Question 1 is a great deal easier to answer than 2, at any rate with the materials I have on hand. The Banner letter reads as though they hadn't met (you don't go on a pilgrimage to see someone you're already acquainted with, do you?), and it's dated November 1942; Potter died just over a year later, in December 1943, and it's not inconceivable that the two could have met at some time in that window. This letter is the last reference to her in the volume, though, and glancing at several biographies I don't see any references to her apart from the fact that he enjoyed her work. So there's no correspondence, and if there was a meeting the Lewis biographers either don't know about it or haven't thought it worth mentioning. I can't approach the question from the other end because I haven't any works on Potter. (There's no reference in the Tolkien biography either.)
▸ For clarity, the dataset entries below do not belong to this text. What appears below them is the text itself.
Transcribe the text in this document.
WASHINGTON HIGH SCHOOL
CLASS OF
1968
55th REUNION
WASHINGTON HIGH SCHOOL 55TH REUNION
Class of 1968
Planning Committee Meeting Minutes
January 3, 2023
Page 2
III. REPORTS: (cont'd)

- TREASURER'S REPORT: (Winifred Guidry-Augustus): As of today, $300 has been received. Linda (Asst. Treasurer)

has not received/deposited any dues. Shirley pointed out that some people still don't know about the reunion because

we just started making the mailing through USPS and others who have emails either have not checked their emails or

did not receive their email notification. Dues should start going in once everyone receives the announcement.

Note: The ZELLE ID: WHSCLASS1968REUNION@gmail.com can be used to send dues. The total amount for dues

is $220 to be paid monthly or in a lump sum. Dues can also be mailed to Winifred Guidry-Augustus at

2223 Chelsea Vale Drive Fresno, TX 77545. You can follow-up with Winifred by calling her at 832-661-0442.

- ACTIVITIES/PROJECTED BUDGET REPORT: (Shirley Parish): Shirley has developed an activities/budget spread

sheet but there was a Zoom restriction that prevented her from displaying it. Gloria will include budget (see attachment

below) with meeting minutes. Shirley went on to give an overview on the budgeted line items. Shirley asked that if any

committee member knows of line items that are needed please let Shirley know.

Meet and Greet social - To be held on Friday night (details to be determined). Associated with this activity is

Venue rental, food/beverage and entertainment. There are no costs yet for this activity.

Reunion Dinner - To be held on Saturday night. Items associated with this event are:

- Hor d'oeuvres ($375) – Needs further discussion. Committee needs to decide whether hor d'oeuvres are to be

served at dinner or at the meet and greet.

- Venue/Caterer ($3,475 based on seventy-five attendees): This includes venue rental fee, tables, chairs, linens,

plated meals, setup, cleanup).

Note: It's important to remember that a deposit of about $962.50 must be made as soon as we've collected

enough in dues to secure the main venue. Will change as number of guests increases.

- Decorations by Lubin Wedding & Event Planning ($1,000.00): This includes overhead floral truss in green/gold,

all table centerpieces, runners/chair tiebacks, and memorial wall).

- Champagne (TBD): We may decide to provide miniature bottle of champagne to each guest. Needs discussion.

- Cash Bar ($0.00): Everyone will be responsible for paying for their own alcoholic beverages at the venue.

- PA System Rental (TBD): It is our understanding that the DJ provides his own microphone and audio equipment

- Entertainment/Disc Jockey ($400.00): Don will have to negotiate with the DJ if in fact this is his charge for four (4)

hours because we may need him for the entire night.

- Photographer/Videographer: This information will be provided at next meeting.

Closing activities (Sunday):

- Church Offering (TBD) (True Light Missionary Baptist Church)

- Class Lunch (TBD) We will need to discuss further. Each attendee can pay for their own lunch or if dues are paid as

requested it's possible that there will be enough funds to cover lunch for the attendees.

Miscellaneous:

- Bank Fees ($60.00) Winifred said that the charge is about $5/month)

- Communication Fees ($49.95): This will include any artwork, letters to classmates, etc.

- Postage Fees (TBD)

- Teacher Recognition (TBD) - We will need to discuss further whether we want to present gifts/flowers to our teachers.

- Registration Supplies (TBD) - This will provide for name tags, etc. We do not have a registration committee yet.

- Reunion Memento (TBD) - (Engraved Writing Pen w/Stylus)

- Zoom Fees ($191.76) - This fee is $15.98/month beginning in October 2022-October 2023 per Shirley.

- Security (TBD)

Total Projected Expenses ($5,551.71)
But there's one last means of finding out. The context of the original letter I cite is that Banner had asked him to visit, and Lewis said that he couldn't but would love to, especially if there was any chance of managing to visit Potter—who lived near him in the Lake Country. And then early in 1944 there's another letter to Banner wherein he writes "Less chance now than ever of my getting to your much desired valleys. My domestic difficulties grow worse daily and half my correspondence consists of refusing engagements which I should both like to, and ought to, accept." So by 1944 the desired visit to the Lake Country had not materialized. If it had, even or especially in the form of a "pilgrimage," it seems to me he would have mentioned it here, and so I'm almost certain that no meeting ever took place. It's not the answer I wanted, but the satisfaction of using research to answer a trivial but interesting question is so great that I don't mind in the slightest.

As always, if anyone has any contradictory knowledge—or any data on whether Potter ever read Lewis—please write in. Please join me also in the mental image of C.S. Lewis and Beatrix Potter as a superhero team-up and/or a crime solving duo. She's a genre-defining children's author, he's also a genre-defining children's author, she's a Lake Country sheep farmer, he's an Oxford don, they fight crime. Yes? Yes.

Nothing more on the Lewis project for now, though a proof of concept may show up here at some point in the nearish future. And I've got several other posts in the pipeline, but as I'm flying to the States tomorrow and will be moving back in to the dorms I expect I'll be fairly scatterbrained for a good while yet. Which is the other reason I've been reading Lewis of course; the combination of straightfowardness and familiarity is very soothing indeed.